Privacy Policy

Data Controller

The responsible party for data processing within the meaning of the General Data Protection Regulation (GDPR) is:

Data Protection Officer

Our appointed Data Protection Officer is Attorney Kai Flatau, Hamburg.

Contact

For all data protection enquiries, please contact us at privacy@outastory.com.

General Data Collection

Server Logs

When you visit OutaStory, our servers automatically record the following data: your IP address, access timestamps, and browser/client information. This data is stored for a maximum of 10 days and is used solely for security and technical diagnostics.

Cookies

We use session cookies that are required for the platform to function correctly. These cookies are temporary and are deleted when you close your browser. We do not use persistent tracking cookies without your explicit consent.

Third-Party Services

OutaStory integrates the following third-party services, each of which may process data in accordance with their own privacy policies:

• Google Analytics — Web analytics with IP anonymization enabled. Data is processed in accordance with Google's privacy policy.
• Google reCAPTCHA — Bot and fraud protection. Google may collect device and behavioural data to distinguish humans from automated traffic.
• Google Fonts — Typography assets served from Google's CDN. Your IP address may be transmitted to Google upon page load.
• Sentry — Error monitoring and performance management. Crash reports and diagnostic data may be transmitted to Sentry's servers.
• Brevo (formerly Sendinblue) — Transactional and marketing email delivery. Email addresses and delivery metadata are processed by Brevo.

Member Data

Registration & Account Data

When you register for an OutaStory account, we collect and store the information you provide (e.g. name, email address, and preferences). This data is stored securely within the Microsoft Azure cloud infrastructure.

Reading Activity

We track your reading progress, library interactions, and engagement metrics (e.g. pages read, time spent) in order to provide personalised recommendations and to support authors with aggregated analytics.

Payment Processing

Payments are handled by the following certified payment providers. OutaStory does not store complete payment card details:

• PayPal
• Stripe
• Mastercard
• VISA

Data Retention

Your personal data is retained for as long as your account is active. Upon account deletion, your personal data is removed within a reasonable timeframe. An exception applies to financial transaction records, which are retained for 10 years as required by German tax law (§ 147 AO).

Writer Data

Writers who publish on OutaStory agree to the following data practices:

• Submitted stories and associated metadata are stored on OutaStory's servers for the duration of the publishing relationship.
• The writer's identity (or chosen pseudonym) is linked to their published works and displayed publicly on the platform.
• Publication metrics — including page reads, ratings, and revenue data — are tracked and made available to the writer via their dashboard.

Your Rights under GDPR

As a data subject under the General Data Protection Regulation (GDPR), you have the following rights with respect to your personal data:

• Right of Access (Art. 15 GDPR) — You may request confirmation of whether we process your personal data and, if so, obtain a copy of it.
• Right to Rectification (Art. 16 GDPR) — You may request correction of inaccurate or incomplete personal data we hold about you.
• Right to Erasure (Art. 17 GDPR) — You may request deletion of your personal data subject to applicable legal retention obligations.
• Right to Restriction (Art. 18 GDPR) — You may request that we restrict the processing of your data in certain circumstances.
• Right to Data Portability (Art. 20 GDPR) — You may receive your personal data in a structured, machine-readable format.
• Right to Withdraw Consent (Art. 7(3) GDPR) — Where processing is based on consent, you may withdraw that consent at any time without affecting the lawfulness of prior processing.

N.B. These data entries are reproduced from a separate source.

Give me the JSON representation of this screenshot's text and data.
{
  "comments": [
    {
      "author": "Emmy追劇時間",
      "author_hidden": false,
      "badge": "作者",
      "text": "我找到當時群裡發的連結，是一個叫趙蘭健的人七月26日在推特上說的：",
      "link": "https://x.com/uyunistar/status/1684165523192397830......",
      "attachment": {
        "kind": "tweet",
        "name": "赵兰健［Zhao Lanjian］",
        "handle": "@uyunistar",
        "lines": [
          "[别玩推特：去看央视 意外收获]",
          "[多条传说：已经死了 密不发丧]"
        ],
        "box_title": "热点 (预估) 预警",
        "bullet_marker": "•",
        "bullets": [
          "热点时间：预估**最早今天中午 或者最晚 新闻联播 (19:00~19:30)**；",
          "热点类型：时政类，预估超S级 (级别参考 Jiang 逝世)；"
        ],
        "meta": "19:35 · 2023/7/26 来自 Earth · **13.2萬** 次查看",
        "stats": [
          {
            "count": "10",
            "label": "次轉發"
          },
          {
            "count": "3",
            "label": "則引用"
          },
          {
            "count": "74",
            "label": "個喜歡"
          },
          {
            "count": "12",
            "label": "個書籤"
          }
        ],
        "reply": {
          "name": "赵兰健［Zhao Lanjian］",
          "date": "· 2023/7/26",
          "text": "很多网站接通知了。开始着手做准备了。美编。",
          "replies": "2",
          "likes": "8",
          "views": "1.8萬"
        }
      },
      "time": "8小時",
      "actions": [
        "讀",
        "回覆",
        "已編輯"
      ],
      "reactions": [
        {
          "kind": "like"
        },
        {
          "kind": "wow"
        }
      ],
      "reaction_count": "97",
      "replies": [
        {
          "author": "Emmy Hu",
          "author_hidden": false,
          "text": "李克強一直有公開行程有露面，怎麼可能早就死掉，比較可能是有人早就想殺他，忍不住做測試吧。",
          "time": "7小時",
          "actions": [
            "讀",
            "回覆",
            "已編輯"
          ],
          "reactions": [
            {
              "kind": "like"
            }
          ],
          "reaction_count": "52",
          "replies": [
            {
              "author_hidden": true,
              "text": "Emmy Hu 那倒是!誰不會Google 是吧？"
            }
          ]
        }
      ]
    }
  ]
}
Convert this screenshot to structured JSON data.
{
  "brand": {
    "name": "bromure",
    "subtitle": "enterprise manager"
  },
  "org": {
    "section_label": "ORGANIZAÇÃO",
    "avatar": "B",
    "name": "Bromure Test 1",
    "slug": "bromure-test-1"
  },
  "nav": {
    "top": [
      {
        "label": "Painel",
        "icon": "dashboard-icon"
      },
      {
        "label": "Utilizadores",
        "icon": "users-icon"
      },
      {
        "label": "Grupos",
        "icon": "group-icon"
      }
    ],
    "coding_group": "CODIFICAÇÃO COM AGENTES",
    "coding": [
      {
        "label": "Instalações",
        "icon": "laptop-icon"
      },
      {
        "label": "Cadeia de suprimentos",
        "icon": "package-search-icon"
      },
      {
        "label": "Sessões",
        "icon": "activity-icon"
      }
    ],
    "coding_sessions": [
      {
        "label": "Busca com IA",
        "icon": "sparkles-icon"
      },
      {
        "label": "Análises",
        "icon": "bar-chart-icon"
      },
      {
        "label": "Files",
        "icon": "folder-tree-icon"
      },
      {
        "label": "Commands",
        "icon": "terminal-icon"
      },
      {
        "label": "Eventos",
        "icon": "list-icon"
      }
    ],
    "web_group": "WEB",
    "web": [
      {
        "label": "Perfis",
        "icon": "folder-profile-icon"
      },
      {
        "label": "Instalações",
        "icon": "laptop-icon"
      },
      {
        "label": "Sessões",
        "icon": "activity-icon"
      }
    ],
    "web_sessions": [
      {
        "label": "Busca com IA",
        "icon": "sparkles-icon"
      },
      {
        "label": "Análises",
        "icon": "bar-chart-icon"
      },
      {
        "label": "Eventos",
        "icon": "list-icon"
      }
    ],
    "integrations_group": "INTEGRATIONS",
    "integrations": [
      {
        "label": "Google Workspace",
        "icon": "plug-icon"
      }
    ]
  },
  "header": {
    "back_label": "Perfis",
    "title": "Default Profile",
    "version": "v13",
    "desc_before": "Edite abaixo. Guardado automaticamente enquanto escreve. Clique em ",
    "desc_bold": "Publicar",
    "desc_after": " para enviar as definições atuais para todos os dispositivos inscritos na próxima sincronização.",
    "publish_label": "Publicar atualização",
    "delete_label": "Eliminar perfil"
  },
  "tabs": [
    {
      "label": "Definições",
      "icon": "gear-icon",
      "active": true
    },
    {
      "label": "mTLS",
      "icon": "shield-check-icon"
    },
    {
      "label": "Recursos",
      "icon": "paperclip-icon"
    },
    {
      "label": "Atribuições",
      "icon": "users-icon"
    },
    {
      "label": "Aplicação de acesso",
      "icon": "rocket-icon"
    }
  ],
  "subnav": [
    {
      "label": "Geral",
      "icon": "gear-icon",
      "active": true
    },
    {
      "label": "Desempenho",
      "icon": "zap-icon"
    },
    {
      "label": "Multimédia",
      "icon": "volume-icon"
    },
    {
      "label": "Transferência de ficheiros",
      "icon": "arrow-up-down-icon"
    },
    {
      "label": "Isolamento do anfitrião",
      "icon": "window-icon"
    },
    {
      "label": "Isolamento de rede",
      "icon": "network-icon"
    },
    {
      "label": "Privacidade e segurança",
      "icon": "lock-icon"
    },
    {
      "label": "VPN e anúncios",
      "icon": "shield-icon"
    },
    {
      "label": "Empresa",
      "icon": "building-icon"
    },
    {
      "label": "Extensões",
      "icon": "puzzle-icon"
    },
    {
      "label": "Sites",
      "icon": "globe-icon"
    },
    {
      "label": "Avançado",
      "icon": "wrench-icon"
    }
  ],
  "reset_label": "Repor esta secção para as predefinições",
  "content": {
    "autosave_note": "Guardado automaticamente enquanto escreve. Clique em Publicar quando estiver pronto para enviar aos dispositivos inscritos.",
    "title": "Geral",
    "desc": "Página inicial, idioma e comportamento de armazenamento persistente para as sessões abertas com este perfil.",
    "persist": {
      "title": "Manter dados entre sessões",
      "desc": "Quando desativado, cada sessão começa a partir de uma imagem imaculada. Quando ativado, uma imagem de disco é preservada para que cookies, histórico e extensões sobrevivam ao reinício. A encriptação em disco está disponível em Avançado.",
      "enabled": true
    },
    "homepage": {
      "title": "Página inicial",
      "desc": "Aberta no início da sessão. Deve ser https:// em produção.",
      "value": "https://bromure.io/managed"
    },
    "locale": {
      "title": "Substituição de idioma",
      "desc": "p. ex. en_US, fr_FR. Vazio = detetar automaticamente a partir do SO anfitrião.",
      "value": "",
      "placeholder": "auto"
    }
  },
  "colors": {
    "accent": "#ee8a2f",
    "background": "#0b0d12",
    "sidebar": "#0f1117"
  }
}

To exercise any of these rights, please contact us at privacy@outastory.com. We will respond within the timeframes required by applicable law.

Security

OutaStory uses 256-bit SSL/TLS encryption for all data transmitted between your device and our servers. We implement appropriate technical and organisational measures to protect your personal data against unauthorised access, disclosure, alteration, or destruction.